Almost immediately, this framework—along with other major pieces of the ACA—faced partisan opposition and legal scrutiny. The most important legal challenge was the NFIB v. Sebelius case that went before the Supreme Court in 2012. In a controversial 5–4 nail-biter, the Court deemed the individual mandate constitutional because it derived from Congress’s ability to levy taxes. Four conservative justices dissented from that decision, arguing that the Court had improperly saved the ACA: The rest of the law wouldn’t have survived if the justices had decided against the mandate, they said, because the nullification would’ve created an “inability of the other major provisions to operate as Congress intended.”

The Texas-led suit has roots in both this decision and the latest congressional challenge to the ACA. Last year, following dozens of failed legislative attempts to repeal the law, the GOP passed its major tax reform, which included a measure to undermine the very individual mandate that had been such a controversial part of the NFIB decision.

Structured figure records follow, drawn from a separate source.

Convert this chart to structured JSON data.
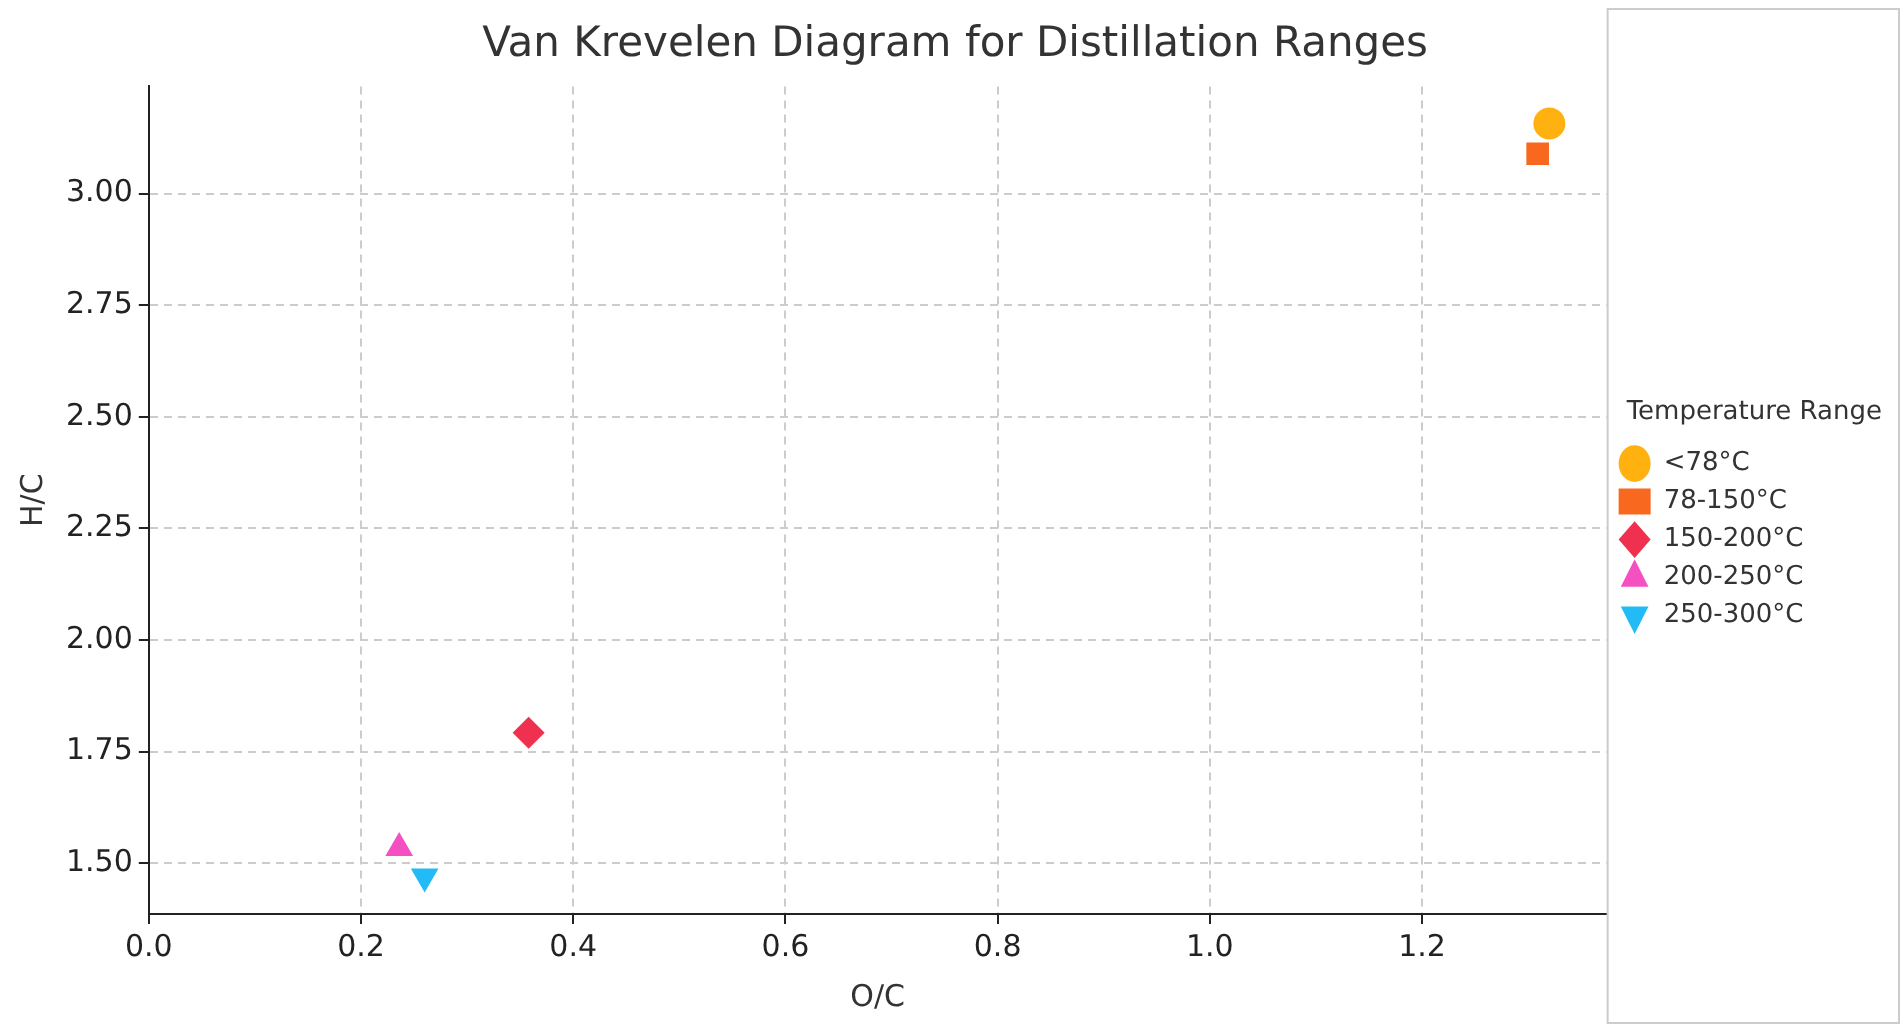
{
  "chart_data": {
    "type": "scatter",
    "title": "Van Krevelen Diagram for Distillation Ranges",
    "xlabel": "O/C",
    "ylabel": "H/C",
    "legend_title": "Temperature Range",
    "legend": "right",
    "grid": true,
    "xlim": [
      0,
      1.374
    ],
    "ylim": [
      1.386,
      3.24
    ],
    "xticks": [
      {
        "value": 0,
        "label": "0.0"
      },
      {
        "value": 0.2,
        "label": "0.2"
      },
      {
        "value": 0.4,
        "label": "0.4"
      },
      {
        "value": 0.6,
        "label": "0.6"
      },
      {
        "value": 0.8,
        "label": "0.8"
      },
      {
        "value": 1,
        "label": "1.0"
      },
      {
        "value": 1.2,
        "label": "1.2"
      }
    ],
    "yticks": [
      {
        "value": 1.5,
        "label": "1.50"
      },
      {
        "value": 1.75,
        "label": "1.75"
      },
      {
        "value": 2,
        "label": "2.00"
      },
      {
        "value": 2.25,
        "label": "2.25"
      },
      {
        "value": 2.5,
        "label": "2.50"
      },
      {
        "value": 2.75,
        "label": "2.75"
      },
      {
        "value": 3,
        "label": "3.00"
      }
    ],
    "series": [
      {
        "name": "<78°C",
        "color": "#ffb20f",
        "marker": "circle",
        "x": [
          1.32
        ],
        "values": [
          3.157
        ]
      },
      {
        "name": "78-150°C",
        "color": "#f8681e",
        "marker": "square",
        "x": [
          1.309
        ],
        "values": [
          3.089
        ]
      },
      {
        "name": "150-200°C",
        "color": "#f0304f",
        "marker": "diamond",
        "x": [
          0.358
        ],
        "values": [
          1.792
        ]
      },
      {
        "name": "200-250°C",
        "color": "#f550c2",
        "marker": "triangle",
        "x": [
          0.236
        ],
        "values": [
          1.534
        ]
      },
      {
        "name": "250-300°C",
        "color": "#22bbf5",
        "marker": "triangle_down",
        "x": [
          0.26
        ],
        "values": [
          1.47
        ]
      }
    ]
  }
}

By law, the bill couldn’t entirely repeal the mandate; instead, it made the tax penalty zero dollars effective in 2019, meaning it will functionally cease to exist after that.

The Texas challenge, initiated in February, reasons as follows: If the individual mandate, per the Court, is only constitutional because it constitutes a tax, and if that tax has effectively been eliminated, then the tax-less mandate that remains on the books is therefore unconstitutional. What’s more, in an echo of the justices’ NFIB dissent, Texas and the other states argue that invalidating the mandate should invalidate the whole ACA, because the law can’t function the way Congress wanted it to without the mandate in place.

Which brings us back to the Justice Department. In its filing this week affirming the main legal premises of the lawsuit, the DOJ reasoned that because it believes the Supreme Court should soon declare the taxless mandate unconstitutional, the preexisting-conditions provisions so closely attached to it should also be nixed.

The Texas-led lawsuit has a long way to go in its arguments. As Jonathan Cohn at HuffPost and Nicholas Bagley in the Incidental Economist health-policy blog note, there’s major disagreement over whether the empty individual mandate is unconstitutional at all. But the debate is even more complicated than that: Even if the mandate were declared unconstitutional, it would be difficult to argue that the decision would render the law’s other major provisions unable to “operate as Congress intended.” The only part of the law that was changed was the mandate; Congress’s intent was clearly to keep the preexisting-conditions ban and other major pieces of the law in place. Thus, those parts of the law would survive the mandate’s unconstitutionality.

Yet even if this logic wins out in court, it might not matter all that much to the future of the ACA. The Trump administration has proven extremely—often surprisingly—deft in manipulating the policy levers at its disposal to weaken the Affordable Care Act. The Department of Health and Human Services implemented regulatory reforms to reduce the number of people affected by the ACA’s requirements. The administration stopped paying major Obamacare subsidies to insurers in late 2017, and is in the process of expanding skimpy short-term insurance plans that were limited under ACA rules. And Trump and his congressional allies finally dismantled the individual mandate last fall. Health-care markets have been turbulent, and costs and premiums are increasing as a result.

Now, Attorney General Jeff Sessions has signaled that the law will be left to its fate. In the Texas case, that means the federal government abandoning the most popular piece of the ACA, the preexisting-conditions ban, and taking the risk that the sick and disabled who’ve newly received health care will be rendered helpless again.

Vann R. Newkirk II is a senior editor at The Atlantic and the host of the podcasts Floodlines and Holy Week.